What follows is a quest while the parents chase down where their daughters are at, from the prom to the many after parties. Confronting alcohol-infused limo puking, inadvertently watching Julie’s boyfriend’s folks go at it on the couch, fondling Gary Cole’s man bits and a car crash, the trio will give up at nothing to cock block their daughters.
Essentially this movie is the “American Pie” for adults, but it reeks more of the forgettable “American Pie 7”, in which the jokes aren’t clever and the film just feels like part of a franchise of films, and just shouldn’t have been made. It’s weak humour at best, but in saying that if you find continuous jokes about teenagers saying shocking things you’d never want to imagine your own daughter saying – then this is the film for you.

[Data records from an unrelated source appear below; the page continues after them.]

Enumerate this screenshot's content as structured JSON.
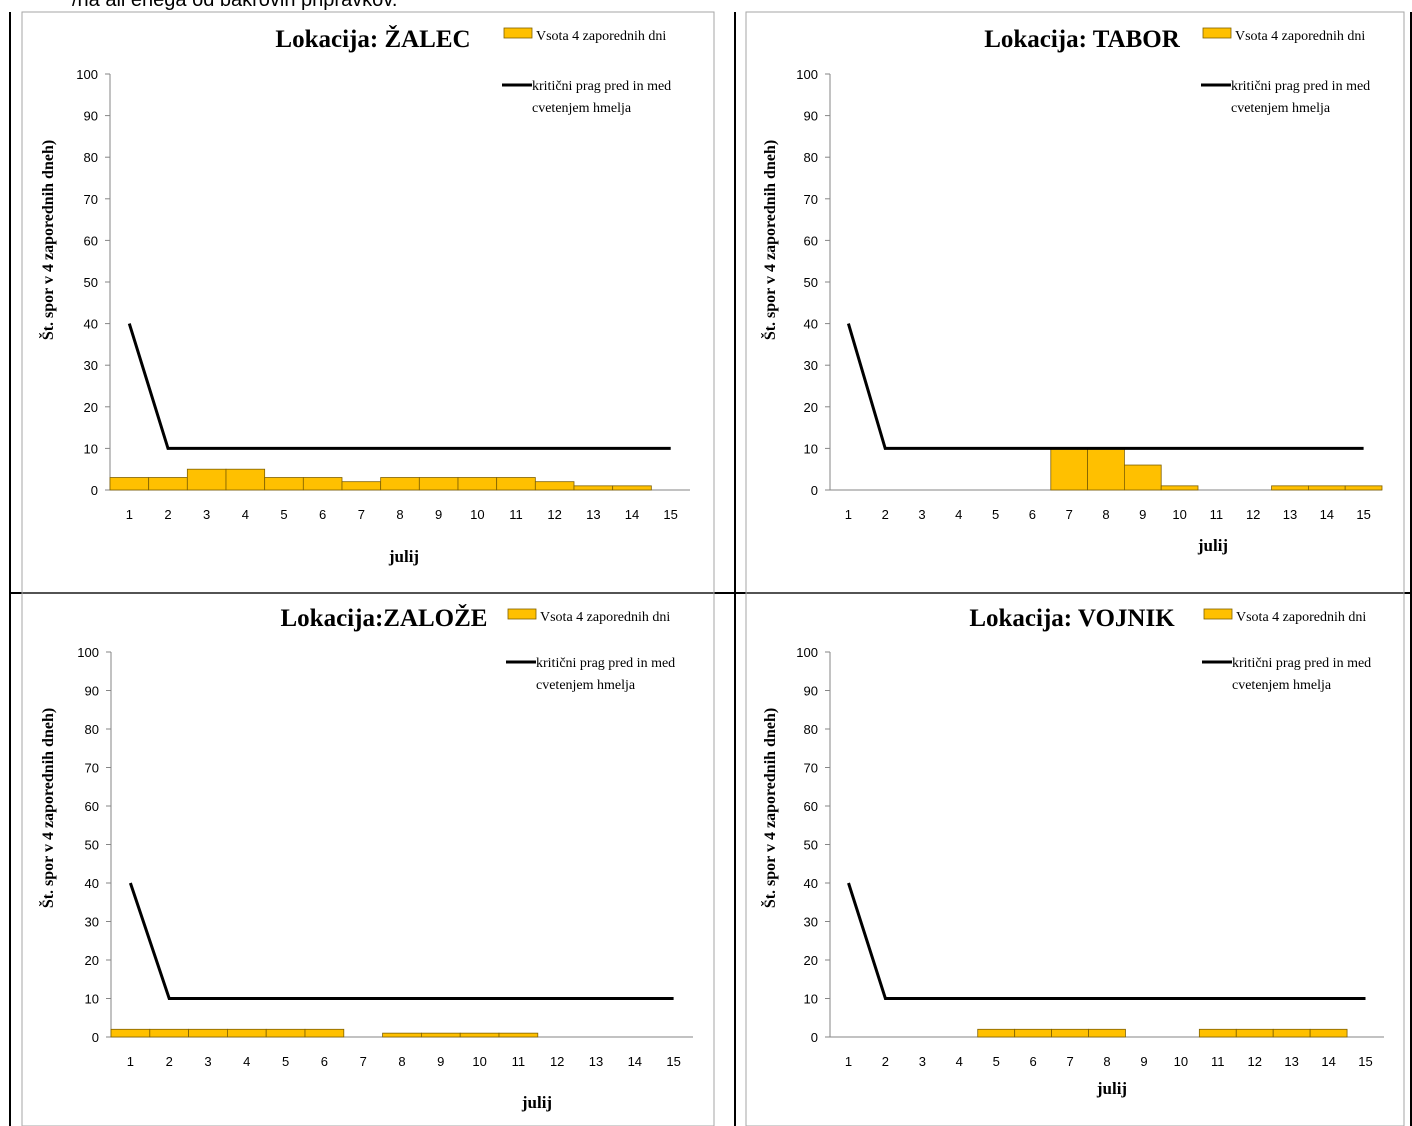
{
  "caption": "/na ali enega od bakrovih pripravkov.",
  "legend": {
    "bar_label": "Vsota 4 zaporednih dni",
    "line_label_1": "kritični prag pred in med",
    "line_label_2": "cvetenjem  hmelja"
  },
  "colors": {
    "bar": "#FFC000",
    "bar_stroke": "#7F6000",
    "line": "#000000",
    "grid_border": "#000000",
    "frame": "#A6A6A6"
  },
  "chart_data": [
    {
      "type": "bar+line",
      "title": "Lokacija: ŽALEC",
      "xlabel": "julij",
      "ylabel": "Št. spor v 4 zaporednih dneh)",
      "ylim": [
        0,
        100
      ],
      "yticks": [
        0,
        10,
        20,
        30,
        40,
        50,
        60,
        70,
        80,
        90,
        100
      ],
      "categories": [
        "1",
        "2",
        "3",
        "4",
        "5",
        "6",
        "7",
        "8",
        "9",
        "10",
        "11",
        "12",
        "13",
        "14",
        "15"
      ],
      "series": [
        {
          "name": "Vsota 4 zaporednih dni",
          "kind": "bar",
          "values": [
            3,
            3,
            5,
            5,
            3,
            3,
            2,
            3,
            3,
            3,
            3,
            2,
            1,
            1,
            0
          ]
        },
        {
          "name": "kritični prag pred in med cvetenjem  hmelja",
          "kind": "line",
          "values": [
            40,
            10,
            10,
            10,
            10,
            10,
            10,
            10,
            10,
            10,
            10,
            10,
            10,
            10,
            10
          ]
        }
      ]
    },
    {
      "type": "bar+line",
      "title": "Lokacija: TABOR",
      "xlabel": "julij",
      "ylabel": "Št. spor v 4 zaporednih dneh)",
      "ylim": [
        0,
        100
      ],
      "yticks": [
        0,
        10,
        20,
        30,
        40,
        50,
        60,
        70,
        80,
        90,
        100
      ],
      "categories": [
        "1",
        "2",
        "3",
        "4",
        "5",
        "6",
        "7",
        "8",
        "9",
        "10",
        "11",
        "12",
        "13",
        "14",
        "15"
      ],
      "series": [
        {
          "name": "Vsota 4 zaporednih dni",
          "kind": "bar",
          "values": [
            0,
            0,
            0,
            0,
            0,
            0,
            10,
            10,
            6,
            1,
            0,
            0,
            1,
            1,
            1
          ]
        },
        {
          "name": "kritični prag pred in med cvetenjem  hmelja",
          "kind": "line",
          "values": [
            40,
            10,
            10,
            10,
            10,
            10,
            10,
            10,
            10,
            10,
            10,
            10,
            10,
            10,
            10
          ]
        }
      ]
    },
    {
      "type": "bar+line",
      "title": "Lokacija:ZALOŽE",
      "xlabel": "julij",
      "ylabel": "Št. spor v 4 zaporednih dneh)",
      "ylim": [
        0,
        100
      ],
      "yticks": [
        0,
        10,
        20,
        30,
        40,
        50,
        60,
        70,
        80,
        90,
        100
      ],
      "categories": [
        "1",
        "2",
        "3",
        "4",
        "5",
        "6",
        "7",
        "8",
        "9",
        "10",
        "11",
        "12",
        "13",
        "14",
        "15"
      ],
      "series": [
        {
          "name": "Vsota 4 zaporednih dni",
          "kind": "bar",
          "values": [
            2,
            2,
            2,
            2,
            2,
            2,
            0,
            1,
            1,
            1,
            1,
            0,
            0,
            0,
            0
          ]
        },
        {
          "name": "kritični prag pred in med cvetenjem  hmelja",
          "kind": "line",
          "values": [
            40,
            10,
            10,
            10,
            10,
            10,
            10,
            10,
            10,
            10,
            10,
            10,
            10,
            10,
            10
          ]
        }
      ]
    },
    {
      "type": "bar+line",
      "title": "Lokacija: VOJNIK",
      "xlabel": "julij",
      "ylabel": "Št. spor v 4 zaporednih dneh)",
      "ylim": [
        0,
        100
      ],
      "yticks": [
        0,
        10,
        20,
        30,
        40,
        50,
        60,
        70,
        80,
        90,
        100
      ],
      "categories": [
        "1",
        "2",
        "3",
        "4",
        "5",
        "6",
        "7",
        "8",
        "9",
        "10",
        "11",
        "12",
        "13",
        "14",
        "15"
      ],
      "series": [
        {
          "name": "Vsota 4 zaporednih dni",
          "kind": "bar",
          "values": [
            0,
            0,
            0,
            0,
            2,
            2,
            2,
            2,
            0,
            0,
            2,
            2,
            2,
            2,
            0
          ]
        },
        {
          "name": "kritični prag pred in med cvetenjem  hmelja",
          "kind": "line",
          "values": [
            40,
            10,
            10,
            10,
            10,
            10,
            10,
            10,
            10,
            10,
            10,
            10,
            10,
            10,
            10
          ]
        }
      ]
    }
  ]
}
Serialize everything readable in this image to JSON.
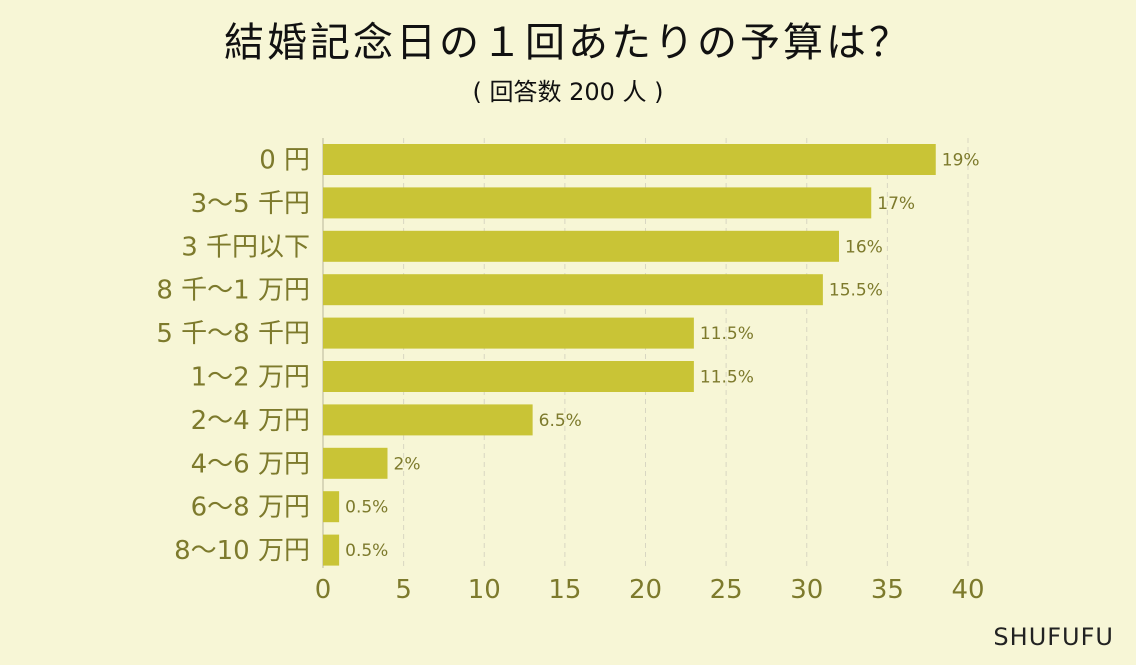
{
  "title": "結婚記念日の１回あたりの予算は？",
  "subtitle": "( 回答数 200 人 )",
  "brand": "SHUFUFU",
  "chart_data": {
    "type": "bar",
    "orientation": "horizontal",
    "title": "結婚記念日の１回あたりの予算は？",
    "subtitle": "( 回答数 200 人 )",
    "categories": [
      "0 円",
      "3～5 千円",
      "3 千円以下",
      "8 千～1 万円",
      "5 千～8 千円",
      "1～2 万円",
      "2～4 万円",
      "4～6 万円",
      "6～8 万円",
      "8～10 万円"
    ],
    "values": [
      38,
      34,
      32,
      31,
      23,
      23,
      13,
      4,
      1,
      1
    ],
    "data_labels": [
      "19%",
      "17%",
      "16%",
      "15.5%",
      "11.5%",
      "11.5%",
      "6.5%",
      "2%",
      "0.5%",
      "0.5%"
    ],
    "xlim": [
      0,
      40
    ],
    "xticks": [
      0,
      5,
      10,
      15,
      20,
      25,
      30,
      35,
      40
    ],
    "grid": "vertical dashed",
    "colors": {
      "bar": "#c9c436",
      "category_text": "#7d7a2c",
      "tick_text": "#7d7a2c",
      "value_text": "#7d7a2c",
      "grid": "#d8d6c2",
      "background": "#f7f6d6"
    }
  }
}
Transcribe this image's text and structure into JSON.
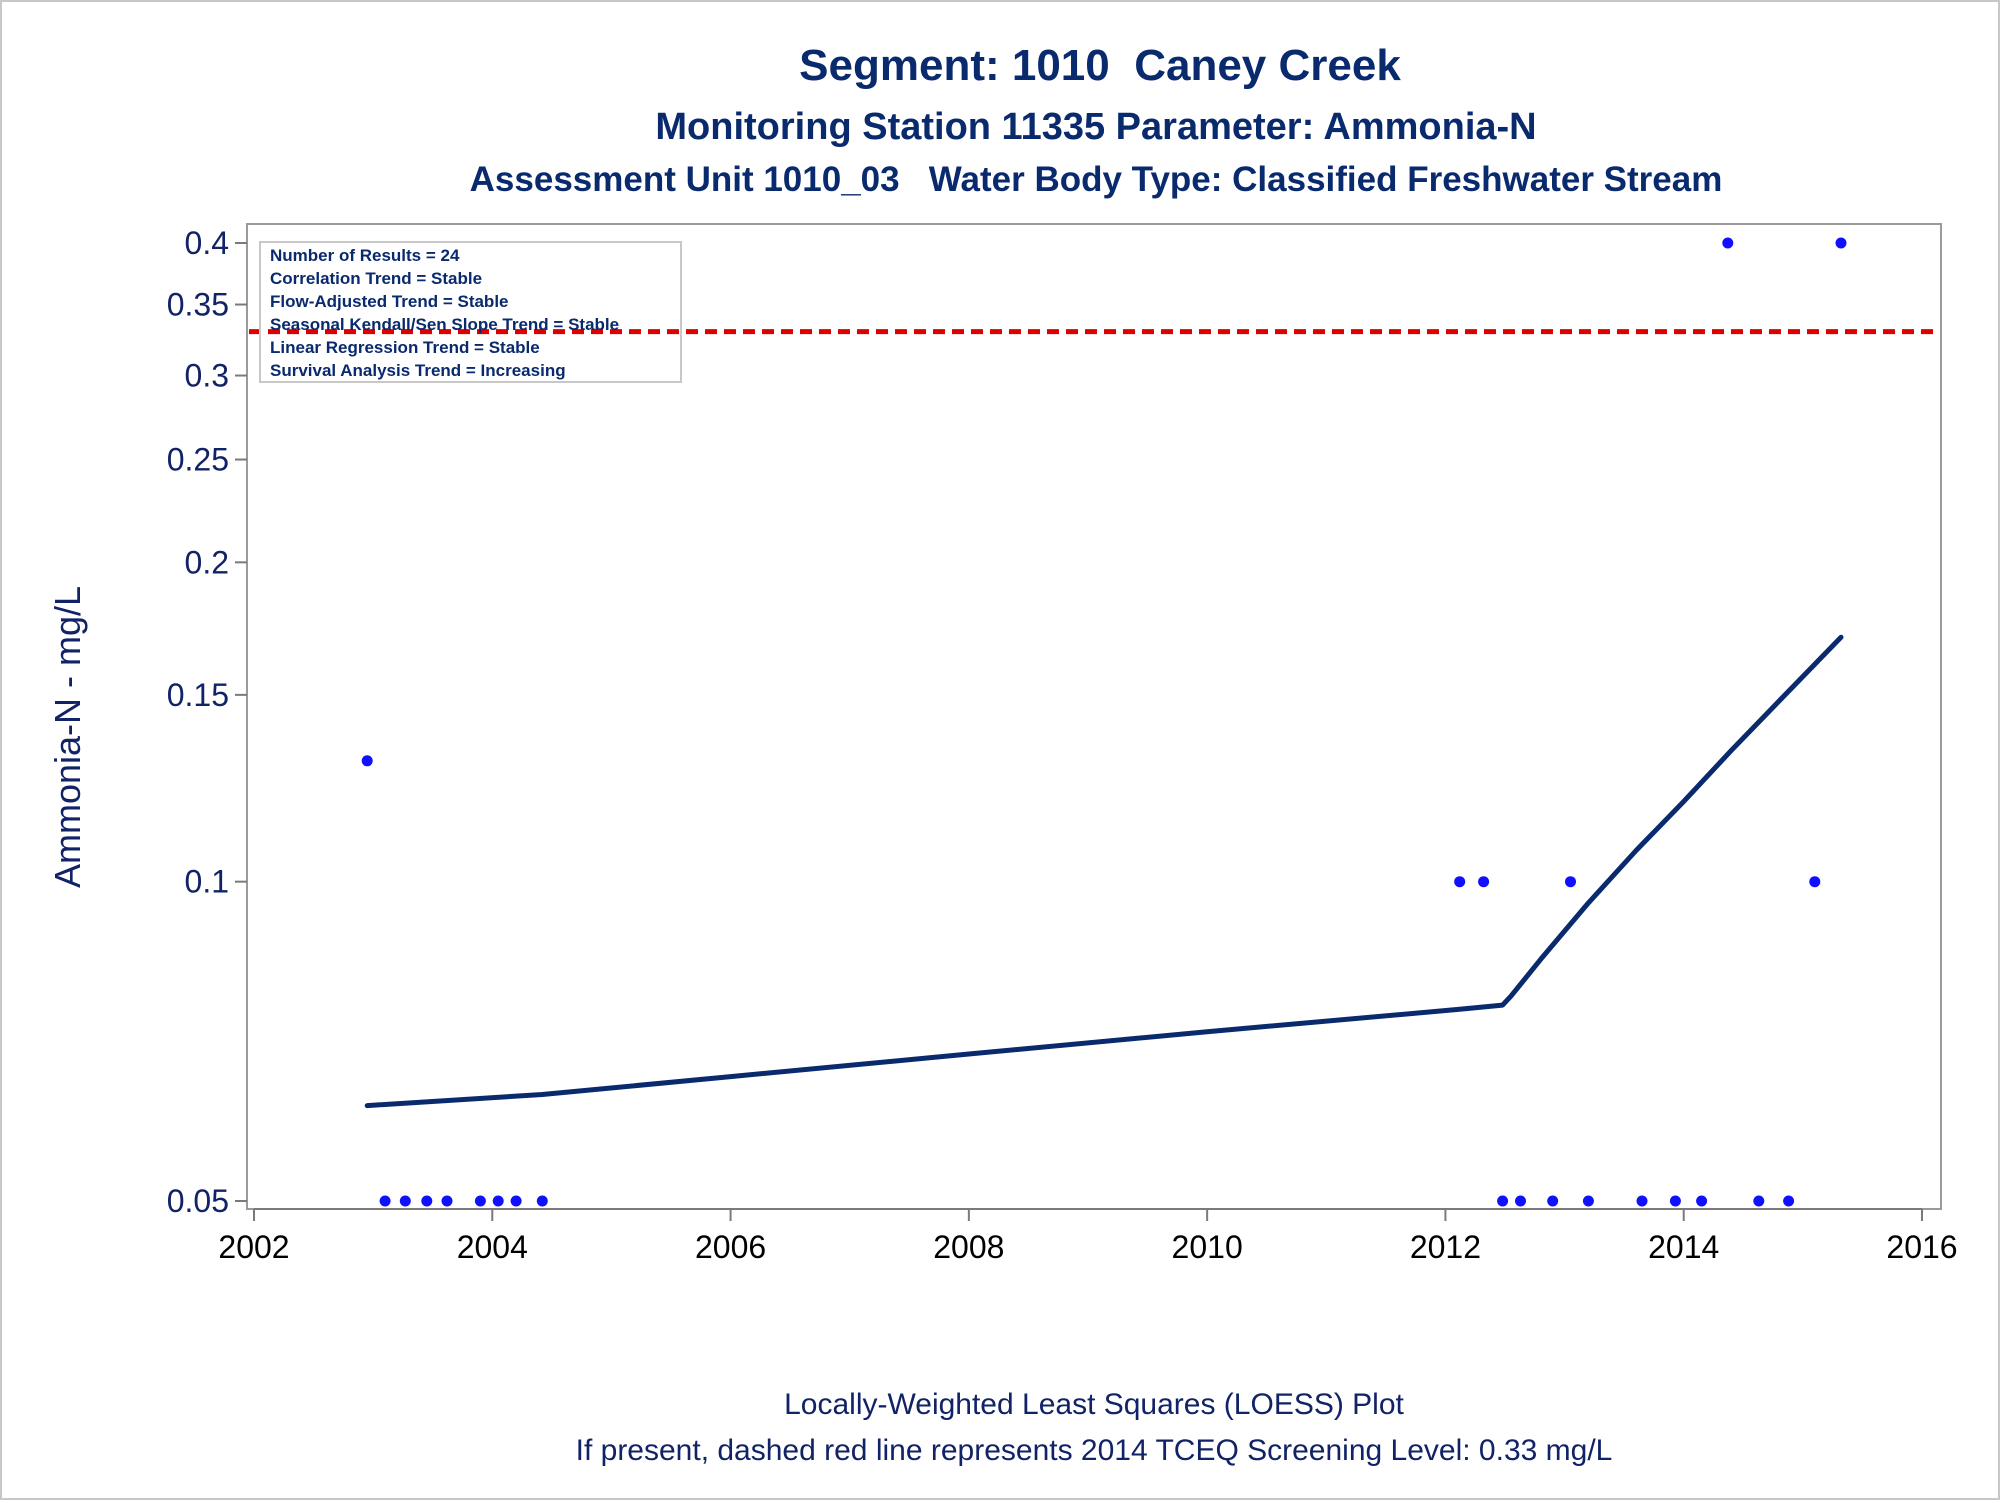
{
  "chart_data": {
    "type": "scatter",
    "title": "Segment: 1010  Caney Creek",
    "subtitle": "Monitoring Station 11335 Parameter: Ammonia-N",
    "subtitle2": "Assessment Unit 1010_03   Water Body Type: Classified Freshwater Stream",
    "ylabel": "Ammonia-N - mg/L",
    "yscale": "log",
    "ylim": [
      0.048,
      0.42
    ],
    "yticks": [
      "0.05",
      "0.1",
      "0.15",
      "0.2",
      "0.25",
      "0.3",
      "0.35",
      "0.4"
    ],
    "ytick_values": [
      0.05,
      0.1,
      0.15,
      0.2,
      0.25,
      0.3,
      0.35,
      0.4
    ],
    "xlim": [
      2002,
      2016
    ],
    "xticks": [
      "2002",
      "2004",
      "2006",
      "2008",
      "2010",
      "2012",
      "2014",
      "2016"
    ],
    "xtick_values": [
      2002,
      2004,
      2006,
      2008,
      2010,
      2012,
      2014,
      2016
    ],
    "stats_box": [
      "Number of Results = 24",
      "Correlation Trend = Stable",
      "Flow-Adjusted Trend = Stable",
      "Seasonal Kendall/Sen Slope Trend = Stable",
      "Linear Regression Trend = Stable",
      "Survival Analysis Trend = Increasing"
    ],
    "screening_level": 0.33,
    "points": [
      [
        2002.95,
        0.13
      ],
      [
        2003.1,
        0.05
      ],
      [
        2003.27,
        0.05
      ],
      [
        2003.45,
        0.05
      ],
      [
        2003.62,
        0.05
      ],
      [
        2003.9,
        0.05
      ],
      [
        2004.05,
        0.05
      ],
      [
        2004.2,
        0.05
      ],
      [
        2004.42,
        0.05
      ],
      [
        2012.12,
        0.1
      ],
      [
        2012.32,
        0.1
      ],
      [
        2012.48,
        0.05
      ],
      [
        2012.63,
        0.05
      ],
      [
        2012.9,
        0.05
      ],
      [
        2013.05,
        0.1
      ],
      [
        2013.2,
        0.05
      ],
      [
        2013.65,
        0.05
      ],
      [
        2013.93,
        0.05
      ],
      [
        2014.15,
        0.05
      ],
      [
        2014.37,
        0.4
      ],
      [
        2014.63,
        0.05
      ],
      [
        2014.88,
        0.05
      ],
      [
        2015.1,
        0.1
      ],
      [
        2015.32,
        0.4
      ]
    ],
    "loess": [
      [
        2002.95,
        0.0615
      ],
      [
        2004.42,
        0.063
      ],
      [
        2006,
        0.0655
      ],
      [
        2008,
        0.0688
      ],
      [
        2010,
        0.0722
      ],
      [
        2012.12,
        0.0758
      ],
      [
        2012.48,
        0.0765
      ],
      [
        2012.55,
        0.078
      ],
      [
        2012.8,
        0.0845
      ],
      [
        2013.2,
        0.0955
      ],
      [
        2013.6,
        0.107
      ],
      [
        2014.0,
        0.119
      ],
      [
        2014.4,
        0.133
      ],
      [
        2014.8,
        0.148
      ],
      [
        2015.32,
        0.17
      ]
    ]
  },
  "colors": {
    "points": "#1010ff",
    "loess": "#0a2a6e",
    "screening_line": "#dd0000",
    "text": "#0a2a6e"
  },
  "footer": {
    "line1": "Locally-Weighted Least Squares (LOESS) Plot",
    "line2": "If present, dashed red line represents 2014 TCEQ Screening Level: 0.33 mg/L"
  }
}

It also fails in being grounded – the flick really does have the potential for some sweet parent-daughter moments, but instead throws puke all over them (quite literally) and instead shows 3 adults who are past their use-by-date and instead of bonding with their kid, decide to be more of a prison-warden influence instead.
Look, it’s not all bad. Cena is the perfect addition to the modern comedy, and provided most of the laughs (for me anyway, everyone else in the cinema laughed all the way through). Overall, the acting isn’t at fault in “Blockers”. Again, I could be getting to be more of a prude in my old age but jokes about anal fluid just tend to make me cringe more than laugh. It’s not clever, it’s not witty – it’s juvenile and in saying that, I still can’t quite work out who the target audience is.
If you want mindless humour, go see it. Just maybe don’t take your mum.